The residency explores worlding through the oceans along with the connections and affinities it has made possible over millennia. It provides a space for research, collaboration, making or rest and serves as an incubator for ideas and speculations.
The Residency is undertaken in partnership with the Lyon Biennale, l’institut d’art contemporain and macLyON.
The Kochi-Muziris Biennale transforms a network of heritage buildings, warehouses, spice godowns, and public spaces across Fort Kochi into vibrant sites for contemporary art. These evocative, time-worn spaces—like Aspinwall House, Pepper House, and Anand Warehouse—offer a layered dialogue between history, architecture, and artistic intervention.
Multidisciplinary artist
It is an immense joy to have been selected for this residency, and to be able to encounter the Periyar River, along with the human and more-than-human beings who live around, within, and upon it.

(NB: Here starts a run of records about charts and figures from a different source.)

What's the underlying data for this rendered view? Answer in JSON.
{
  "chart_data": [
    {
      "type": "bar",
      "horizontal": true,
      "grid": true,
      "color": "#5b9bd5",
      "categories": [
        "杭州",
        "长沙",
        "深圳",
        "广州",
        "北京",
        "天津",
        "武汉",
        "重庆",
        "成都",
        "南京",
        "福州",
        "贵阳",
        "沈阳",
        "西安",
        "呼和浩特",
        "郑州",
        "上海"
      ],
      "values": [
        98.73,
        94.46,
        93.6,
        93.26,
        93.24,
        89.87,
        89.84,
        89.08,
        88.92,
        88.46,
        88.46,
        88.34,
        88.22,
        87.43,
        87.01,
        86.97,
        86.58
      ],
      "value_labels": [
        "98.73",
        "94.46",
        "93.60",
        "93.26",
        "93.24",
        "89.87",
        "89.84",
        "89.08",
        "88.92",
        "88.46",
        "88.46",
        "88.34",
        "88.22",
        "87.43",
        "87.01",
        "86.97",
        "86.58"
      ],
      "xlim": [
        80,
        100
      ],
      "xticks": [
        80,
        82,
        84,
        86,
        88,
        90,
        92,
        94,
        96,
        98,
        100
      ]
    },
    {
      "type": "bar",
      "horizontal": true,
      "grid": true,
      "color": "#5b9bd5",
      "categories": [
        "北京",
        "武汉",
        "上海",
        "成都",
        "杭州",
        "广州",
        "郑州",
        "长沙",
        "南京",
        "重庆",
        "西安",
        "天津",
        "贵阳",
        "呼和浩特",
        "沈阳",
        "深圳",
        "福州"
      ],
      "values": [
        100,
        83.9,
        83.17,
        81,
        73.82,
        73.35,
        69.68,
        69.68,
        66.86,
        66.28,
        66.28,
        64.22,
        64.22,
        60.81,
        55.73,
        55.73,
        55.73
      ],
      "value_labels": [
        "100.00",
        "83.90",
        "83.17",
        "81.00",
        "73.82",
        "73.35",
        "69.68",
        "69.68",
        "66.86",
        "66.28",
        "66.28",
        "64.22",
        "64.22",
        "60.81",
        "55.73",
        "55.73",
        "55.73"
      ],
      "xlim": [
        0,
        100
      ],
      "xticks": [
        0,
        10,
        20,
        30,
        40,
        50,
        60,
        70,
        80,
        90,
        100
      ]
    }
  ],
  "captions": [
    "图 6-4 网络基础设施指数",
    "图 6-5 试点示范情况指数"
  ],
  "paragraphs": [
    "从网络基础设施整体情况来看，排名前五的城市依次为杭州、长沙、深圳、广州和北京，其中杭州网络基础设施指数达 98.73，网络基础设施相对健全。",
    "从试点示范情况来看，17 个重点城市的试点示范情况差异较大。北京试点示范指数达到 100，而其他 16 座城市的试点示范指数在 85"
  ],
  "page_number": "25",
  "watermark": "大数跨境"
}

Shivay La Multiple grew up in Nouméa, in New Caledonia/Kanaky. They live and work between Paris, the digital sphere, and the rivers. In their practice, Shivay La Multiple teaches reason the language of dreams. Through multiple mediums, they create escape lines toward uncharted worlds—multiverses, pluriverses. Like a Möbius strip, their research flows from the global to the visceral, from macro to micro, from dream to reality, from physical to digital. They are inspired by the concept of the poetics of relation, while remaining influenced by the many places they have journeyed through.
Their research focuses on giving shape and volume to an initiatory tale that begins in the Maroni River, then drifts along the Congo River, plunges into the waters of the Senegal River and the Casamance, and is carried by the currents of the Nile. It then follows the flow of the Lobe River and the Douro River. Most recently, the tale continued in the confluence of the Amazon River and the Rio Negro. These many crossings that weave through space and time, dream and reality, the physical and the digital, all lead to a fruit of many forms: the calabash.